Thajudeen Kamal Y, Ahmed Mohammed Muqtader, Alshehri Saad Ali
Department of Pharmacognosy, College of Pharmacy, King Khalid University, Abha, 62529, Saudi Arabia.
Department of Pharmaceutics, College of Pharmacy, Prince Sattam Bin Abdulaziz University, P.O. Box 173, AlKharj, 11942, Saudi Arabia.
Sci Rep. 2025 Apr 26;15(1):14628. doi: 10.1038/s41598-025-99937-2.

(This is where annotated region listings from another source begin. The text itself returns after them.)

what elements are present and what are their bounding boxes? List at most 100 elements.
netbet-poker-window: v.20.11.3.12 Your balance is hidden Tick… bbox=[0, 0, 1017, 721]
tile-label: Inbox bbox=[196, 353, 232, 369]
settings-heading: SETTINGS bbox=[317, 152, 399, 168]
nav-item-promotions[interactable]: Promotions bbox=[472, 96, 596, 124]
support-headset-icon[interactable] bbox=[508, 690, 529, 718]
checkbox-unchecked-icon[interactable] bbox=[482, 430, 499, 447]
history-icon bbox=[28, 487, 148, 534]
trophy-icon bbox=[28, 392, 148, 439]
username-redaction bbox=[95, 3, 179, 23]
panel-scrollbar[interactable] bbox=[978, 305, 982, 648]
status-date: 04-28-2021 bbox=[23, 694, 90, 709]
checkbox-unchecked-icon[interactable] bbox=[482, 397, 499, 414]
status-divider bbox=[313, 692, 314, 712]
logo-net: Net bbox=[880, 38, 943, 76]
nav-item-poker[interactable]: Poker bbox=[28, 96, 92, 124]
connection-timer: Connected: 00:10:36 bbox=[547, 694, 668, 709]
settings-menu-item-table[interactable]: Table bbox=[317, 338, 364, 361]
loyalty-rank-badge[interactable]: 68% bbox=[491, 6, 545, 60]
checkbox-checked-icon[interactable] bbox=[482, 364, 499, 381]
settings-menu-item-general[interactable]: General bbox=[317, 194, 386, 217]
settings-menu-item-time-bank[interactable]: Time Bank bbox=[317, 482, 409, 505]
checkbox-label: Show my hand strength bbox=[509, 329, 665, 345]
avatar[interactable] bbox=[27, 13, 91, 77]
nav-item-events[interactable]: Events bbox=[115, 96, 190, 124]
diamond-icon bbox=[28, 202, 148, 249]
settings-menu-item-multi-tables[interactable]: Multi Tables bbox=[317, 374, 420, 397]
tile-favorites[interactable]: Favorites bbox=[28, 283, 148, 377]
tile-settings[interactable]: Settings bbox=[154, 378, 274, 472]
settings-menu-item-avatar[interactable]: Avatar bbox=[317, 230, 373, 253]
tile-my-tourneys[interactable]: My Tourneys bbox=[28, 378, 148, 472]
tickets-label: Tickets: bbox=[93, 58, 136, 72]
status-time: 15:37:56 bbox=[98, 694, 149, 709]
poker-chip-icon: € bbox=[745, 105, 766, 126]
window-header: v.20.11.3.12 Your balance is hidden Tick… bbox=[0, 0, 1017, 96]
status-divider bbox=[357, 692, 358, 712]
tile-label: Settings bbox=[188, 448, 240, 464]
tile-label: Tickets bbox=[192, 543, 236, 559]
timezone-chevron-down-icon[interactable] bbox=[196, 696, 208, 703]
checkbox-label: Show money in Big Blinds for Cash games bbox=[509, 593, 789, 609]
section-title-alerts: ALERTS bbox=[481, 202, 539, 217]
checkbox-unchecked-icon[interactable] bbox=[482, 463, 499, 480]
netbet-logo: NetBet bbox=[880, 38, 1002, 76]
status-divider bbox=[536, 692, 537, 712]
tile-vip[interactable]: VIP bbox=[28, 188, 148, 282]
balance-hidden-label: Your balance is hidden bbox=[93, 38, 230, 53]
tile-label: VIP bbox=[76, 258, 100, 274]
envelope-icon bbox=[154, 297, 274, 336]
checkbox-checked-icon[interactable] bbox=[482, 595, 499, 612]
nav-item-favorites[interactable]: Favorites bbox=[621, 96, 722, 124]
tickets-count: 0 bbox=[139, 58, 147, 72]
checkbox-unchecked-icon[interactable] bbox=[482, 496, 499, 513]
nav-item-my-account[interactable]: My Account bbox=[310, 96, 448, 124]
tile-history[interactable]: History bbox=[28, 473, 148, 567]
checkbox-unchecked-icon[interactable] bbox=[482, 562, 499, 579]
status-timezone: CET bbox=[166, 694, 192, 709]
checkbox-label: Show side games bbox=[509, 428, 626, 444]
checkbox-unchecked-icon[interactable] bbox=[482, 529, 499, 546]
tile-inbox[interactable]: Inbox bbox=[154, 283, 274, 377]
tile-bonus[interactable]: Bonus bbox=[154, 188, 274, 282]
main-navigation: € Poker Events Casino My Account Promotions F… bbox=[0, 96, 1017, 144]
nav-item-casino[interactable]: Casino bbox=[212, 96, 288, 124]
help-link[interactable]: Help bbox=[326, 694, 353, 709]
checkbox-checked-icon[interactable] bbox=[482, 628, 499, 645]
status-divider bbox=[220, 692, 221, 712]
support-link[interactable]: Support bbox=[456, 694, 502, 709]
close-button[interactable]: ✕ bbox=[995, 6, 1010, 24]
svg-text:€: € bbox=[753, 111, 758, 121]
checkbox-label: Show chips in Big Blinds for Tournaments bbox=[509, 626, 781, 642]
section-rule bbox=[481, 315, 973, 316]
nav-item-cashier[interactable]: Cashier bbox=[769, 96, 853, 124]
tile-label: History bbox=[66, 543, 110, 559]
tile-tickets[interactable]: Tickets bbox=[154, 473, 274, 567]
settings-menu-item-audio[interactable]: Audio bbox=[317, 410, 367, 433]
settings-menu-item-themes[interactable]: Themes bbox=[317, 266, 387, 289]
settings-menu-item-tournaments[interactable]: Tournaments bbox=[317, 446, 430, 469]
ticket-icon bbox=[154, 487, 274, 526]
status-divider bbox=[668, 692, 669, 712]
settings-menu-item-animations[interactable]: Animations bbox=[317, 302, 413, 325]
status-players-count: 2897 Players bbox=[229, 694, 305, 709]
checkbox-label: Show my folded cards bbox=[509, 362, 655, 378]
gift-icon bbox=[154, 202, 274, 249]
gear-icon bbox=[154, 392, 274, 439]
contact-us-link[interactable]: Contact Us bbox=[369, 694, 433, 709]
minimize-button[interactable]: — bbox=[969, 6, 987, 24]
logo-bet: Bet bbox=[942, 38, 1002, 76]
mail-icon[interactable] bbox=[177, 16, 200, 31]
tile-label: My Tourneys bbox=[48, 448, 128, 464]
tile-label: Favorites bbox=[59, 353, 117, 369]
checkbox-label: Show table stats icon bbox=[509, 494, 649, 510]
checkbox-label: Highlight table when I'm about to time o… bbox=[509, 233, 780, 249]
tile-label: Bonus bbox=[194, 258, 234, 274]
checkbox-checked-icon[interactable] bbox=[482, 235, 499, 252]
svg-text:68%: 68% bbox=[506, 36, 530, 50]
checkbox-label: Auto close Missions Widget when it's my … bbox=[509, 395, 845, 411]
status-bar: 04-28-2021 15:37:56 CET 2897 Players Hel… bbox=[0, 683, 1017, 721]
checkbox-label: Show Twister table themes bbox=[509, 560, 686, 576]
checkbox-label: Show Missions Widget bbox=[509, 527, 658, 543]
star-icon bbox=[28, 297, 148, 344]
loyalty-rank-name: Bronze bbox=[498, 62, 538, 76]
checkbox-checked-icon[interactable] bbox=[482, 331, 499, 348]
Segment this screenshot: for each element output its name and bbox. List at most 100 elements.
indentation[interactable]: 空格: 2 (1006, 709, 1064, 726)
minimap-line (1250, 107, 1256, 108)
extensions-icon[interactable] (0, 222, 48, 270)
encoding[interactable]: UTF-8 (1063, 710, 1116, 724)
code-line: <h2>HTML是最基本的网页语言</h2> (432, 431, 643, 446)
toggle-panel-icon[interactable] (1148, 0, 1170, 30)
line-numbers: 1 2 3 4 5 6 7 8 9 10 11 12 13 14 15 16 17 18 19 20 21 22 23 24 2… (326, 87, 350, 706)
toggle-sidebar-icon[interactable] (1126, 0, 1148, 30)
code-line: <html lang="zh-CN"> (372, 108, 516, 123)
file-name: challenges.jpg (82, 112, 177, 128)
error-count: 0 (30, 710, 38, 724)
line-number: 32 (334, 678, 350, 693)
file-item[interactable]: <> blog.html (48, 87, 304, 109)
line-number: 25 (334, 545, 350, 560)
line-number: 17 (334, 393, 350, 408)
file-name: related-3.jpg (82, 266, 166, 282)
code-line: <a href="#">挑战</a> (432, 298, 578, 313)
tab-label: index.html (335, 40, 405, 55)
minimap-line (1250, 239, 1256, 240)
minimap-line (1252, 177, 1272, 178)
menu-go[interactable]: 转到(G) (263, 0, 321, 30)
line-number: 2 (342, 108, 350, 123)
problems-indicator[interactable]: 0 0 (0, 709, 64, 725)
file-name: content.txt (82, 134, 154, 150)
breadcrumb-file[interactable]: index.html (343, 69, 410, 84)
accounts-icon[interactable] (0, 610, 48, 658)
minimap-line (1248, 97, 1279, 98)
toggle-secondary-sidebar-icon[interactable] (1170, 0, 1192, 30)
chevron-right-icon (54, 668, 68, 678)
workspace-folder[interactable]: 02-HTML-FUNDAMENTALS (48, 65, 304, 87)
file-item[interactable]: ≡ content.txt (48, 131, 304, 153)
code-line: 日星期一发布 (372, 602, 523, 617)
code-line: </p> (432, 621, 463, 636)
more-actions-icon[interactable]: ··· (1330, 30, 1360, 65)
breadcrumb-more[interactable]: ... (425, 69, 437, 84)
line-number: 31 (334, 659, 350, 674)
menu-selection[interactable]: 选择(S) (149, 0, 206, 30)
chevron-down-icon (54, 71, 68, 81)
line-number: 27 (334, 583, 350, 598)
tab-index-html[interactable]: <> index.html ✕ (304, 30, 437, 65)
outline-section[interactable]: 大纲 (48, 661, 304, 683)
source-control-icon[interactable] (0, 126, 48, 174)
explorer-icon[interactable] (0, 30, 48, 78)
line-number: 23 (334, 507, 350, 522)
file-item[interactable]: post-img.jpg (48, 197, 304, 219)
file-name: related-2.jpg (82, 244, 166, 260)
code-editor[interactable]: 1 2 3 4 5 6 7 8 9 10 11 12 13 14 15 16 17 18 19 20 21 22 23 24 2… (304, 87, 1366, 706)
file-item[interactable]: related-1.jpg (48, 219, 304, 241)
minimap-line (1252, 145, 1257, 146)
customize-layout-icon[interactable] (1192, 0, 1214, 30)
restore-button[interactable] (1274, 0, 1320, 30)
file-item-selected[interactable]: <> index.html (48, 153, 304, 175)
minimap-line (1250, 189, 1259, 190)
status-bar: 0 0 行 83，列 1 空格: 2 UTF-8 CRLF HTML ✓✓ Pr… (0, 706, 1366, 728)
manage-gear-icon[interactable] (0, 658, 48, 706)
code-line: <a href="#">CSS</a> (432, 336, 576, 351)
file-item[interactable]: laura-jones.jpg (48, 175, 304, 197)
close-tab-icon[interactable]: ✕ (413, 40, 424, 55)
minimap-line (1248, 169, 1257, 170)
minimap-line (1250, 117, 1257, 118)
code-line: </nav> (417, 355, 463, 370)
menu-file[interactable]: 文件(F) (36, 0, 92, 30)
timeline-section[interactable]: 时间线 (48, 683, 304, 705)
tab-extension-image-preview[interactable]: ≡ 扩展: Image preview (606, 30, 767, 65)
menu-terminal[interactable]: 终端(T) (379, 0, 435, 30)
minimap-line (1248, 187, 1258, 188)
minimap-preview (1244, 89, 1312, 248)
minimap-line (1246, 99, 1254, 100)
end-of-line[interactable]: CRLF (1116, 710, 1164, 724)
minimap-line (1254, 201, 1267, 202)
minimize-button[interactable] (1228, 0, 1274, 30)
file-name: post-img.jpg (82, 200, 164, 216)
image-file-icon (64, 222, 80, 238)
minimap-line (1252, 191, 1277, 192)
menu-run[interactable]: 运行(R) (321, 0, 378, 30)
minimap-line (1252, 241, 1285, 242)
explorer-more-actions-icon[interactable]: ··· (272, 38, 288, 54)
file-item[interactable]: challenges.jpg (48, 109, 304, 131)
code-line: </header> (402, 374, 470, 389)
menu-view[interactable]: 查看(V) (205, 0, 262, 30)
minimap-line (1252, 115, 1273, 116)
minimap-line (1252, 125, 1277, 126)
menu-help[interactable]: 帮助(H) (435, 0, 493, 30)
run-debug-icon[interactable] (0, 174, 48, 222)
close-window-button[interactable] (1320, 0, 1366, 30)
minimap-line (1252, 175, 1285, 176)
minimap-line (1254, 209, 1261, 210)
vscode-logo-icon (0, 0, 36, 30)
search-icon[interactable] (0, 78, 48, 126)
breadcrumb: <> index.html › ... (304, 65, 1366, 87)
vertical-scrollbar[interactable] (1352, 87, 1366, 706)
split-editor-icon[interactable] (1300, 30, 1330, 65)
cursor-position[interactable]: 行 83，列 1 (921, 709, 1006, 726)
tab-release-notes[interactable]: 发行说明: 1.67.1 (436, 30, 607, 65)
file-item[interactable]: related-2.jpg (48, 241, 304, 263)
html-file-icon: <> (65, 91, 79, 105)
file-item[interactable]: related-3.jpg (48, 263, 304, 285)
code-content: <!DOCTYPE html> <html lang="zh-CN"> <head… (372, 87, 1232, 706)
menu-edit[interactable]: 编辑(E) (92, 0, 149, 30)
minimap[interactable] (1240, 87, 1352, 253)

Computational modeling based on heat transfer was developed to model temperature distribution in a liquid-phase chemical reactor. The model is hybrid by combining heat transfer and machine learning in simulation of the process. The simulated process is a tubular chemical reactor for synthesis of a target compound. CFD (Computational Fluid Dynamics) was employed for the simulations and linked to machine learning for advanced modeling. The models under investigation include Bayesian Ridge Regression, Support Vector Machine, Deep Neural Network, and Attention-based Deep Neural Network. Hyper-parameter optimization is carried out using the Jellyfish Swarm Optimizer to enhance model performance. The Bayesian Ridge Regression model exhibited a commendable performance with a score of 0.86039 using R metric. The Deep Neural Network model, showcasing exceptional predictive accuracy, obtained an outstanding R score of 0.99147. It was indicated that machine learning integrated CFD is a useful method for simulation and optimization of liquid-phase chemical reactors.
基于传热的计算模型被开发用于模拟液相化学反应器中的温度分布。该模型在过程模拟中通过结合传热和机器学习实现了混合。模拟过程是一个用于合成目标化合物的管式化学反应器。采用计算流体动力学(CFD)进行模拟,并与机器学习相结合以进行高级建模。所研究的模型包括贝叶斯岭回归、支持向量机、深度神经网络和基于注意力的深度神经网络。使用水母群优化器进行超参数优化以提高模型性能。贝叶斯岭回归模型使用R指标的得分为0.86039,表现出值得称赞的性能。深度神经网络模型展示了卓越的预测准确性,获得了0.99147的出色R分数。结果表明,机器学习与CFD相结合是模拟和优化液相化学反应器的一种有用方法。